"Avant de voir un banc de sardines sous l'eau, on n'aperçoit d'abord que de furtifs éclats de lumière qui arrachent des rayons éphémères au soleil. Même lorsqu'elles sont nombreuses et toutes proches, les sardines savent se faire invisibles.
Leurs dos sont bleus comme la mer : nul ne peut donc les voir d'au-dessus. Vues d'en-dessous, leur ventre nacré disparaît dans dans la lumière du ciel. Vues de côté, leurs flancs sont réfléchissants comme des miroirs. Dans le bleu de l'eau, ils réfléchissent la couleur environnante, et les sardines ne sont plus qu'un reflet bleu, une image des alentours, qui se fond dans le paysage de la mer.

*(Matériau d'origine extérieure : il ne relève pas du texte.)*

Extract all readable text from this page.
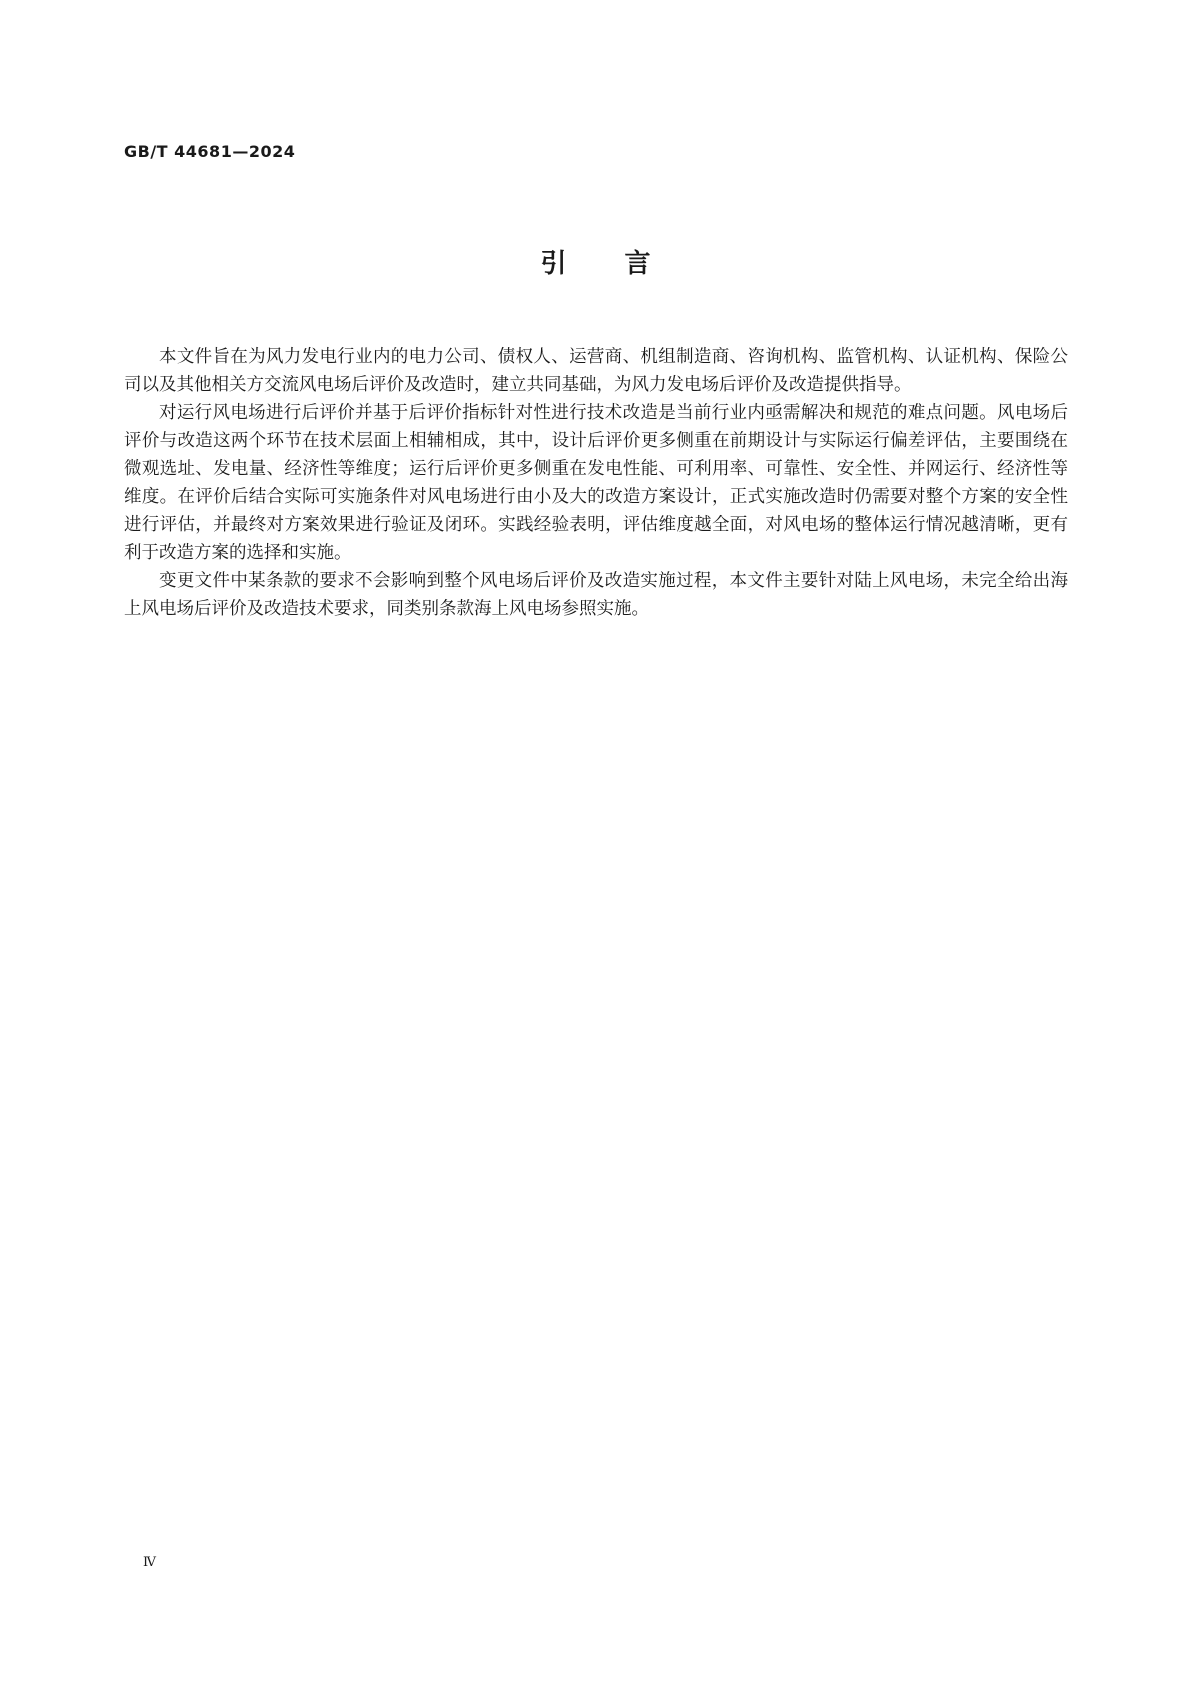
GB/T 44681—2024

引言

本文件旨在为风力发电行业内的电力公司、债权人、运营商、机组制造商、咨询机构、监管机构、认证机构、保险公司以及其他相关方交流风电场后评价及改造时，建立共同基础，为风力发电场后评价及改造提供指导。

对运行风电场进行后评价并基于后评价指标针对性进行技术改造是当前行业内亟需解决和规范的难点问题。风电场后评价与改造这两个环节在技术层面上相辅相成，其中，设计后评价更多侧重在前期设计与实际运行偏差评估，主要围绕在微观选址、发电量、经济性等维度；运行后评价更多侧重在发电性能、可利用率、可靠性、安全性、并网运行、经济性等维度。在评价后结合实际可实施条件对风电场进行由小及大的改造方案设计，正式实施改造时仍需要对整个方案的安全性进行评估，并最终对方案效果进行验证及闭环。实践经验表明，评估维度越全面，对风电场的整体运行情况越清晰，更有利于改造方案的选择和实施。

变更文件中某条款的要求不会影响到整个风电场后评价及改造实施过程，本文件主要针对陆上风电场，未完全给出海上风电场后评价及改造技术要求，同类别条款海上风电场参照实施。

Ⅳ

C'est le "stratum argenteum", une couche de peau située sous les écailles transparentes de nombreux poissons qui leur confère cet aspect argenté. Cette peau brillante est bien plus qu'un simple miroir, elle reflète mieux la lumière que la glace la plus parfaite. Sur les matériaux réfléchissants : métaux, miroirs et autres vitres, la lumière est plus ou moins fortement réfléchie selon son angle d'incidence ; il n'y a pas d'aussi forts reflets dans toutes les directions.
Ceci est dû à une propriété fondamentale et invisible de la lumière : sa polarisation. Le rayon de lumière réfléchi par un matériau est polarisé : son champ électrique vibre dans des directions particulières, liées aux vibrations des électrons des matériaux réfléchissants. Le rayon ne peut alors être réfléchi que s'il arrive sur sa surface, sous certains angles précis. Ainsi, un objet réfléchissant présente des reflets irréguliers qui permettent de le distinguer des alentours : il ne brille qu'à certains endroits. Et ces réflexions, faites de lumière polarisée, disparaissent dans les filtres des lunettes de soleil polarisantes : c'est grâce à ce phénomène que ces lunettes suppriment les reflets.
Mais ce n'est pas le cas des reflets que fait la lumière sur la peau de sardine. Cette dernière est constituée de cristaux de guanine réfléchissants, de deux formes différentes, qui polarisent la lumière selon un angle différent. Quelle que soit la direction de la lumière, cette dernière est alors parfaitement réfléchie par l'un ou l'autre des cristaux du stratum argenteum. La sardine est ainsi un miroir parfait, aux reflets homogènes sous tous les angles. Elle est capable de se fondre complètement dans l'univers qu'elle réfléchit sur sa peau. Nul ne peut distinguer la mer de son reflet sur les sardines."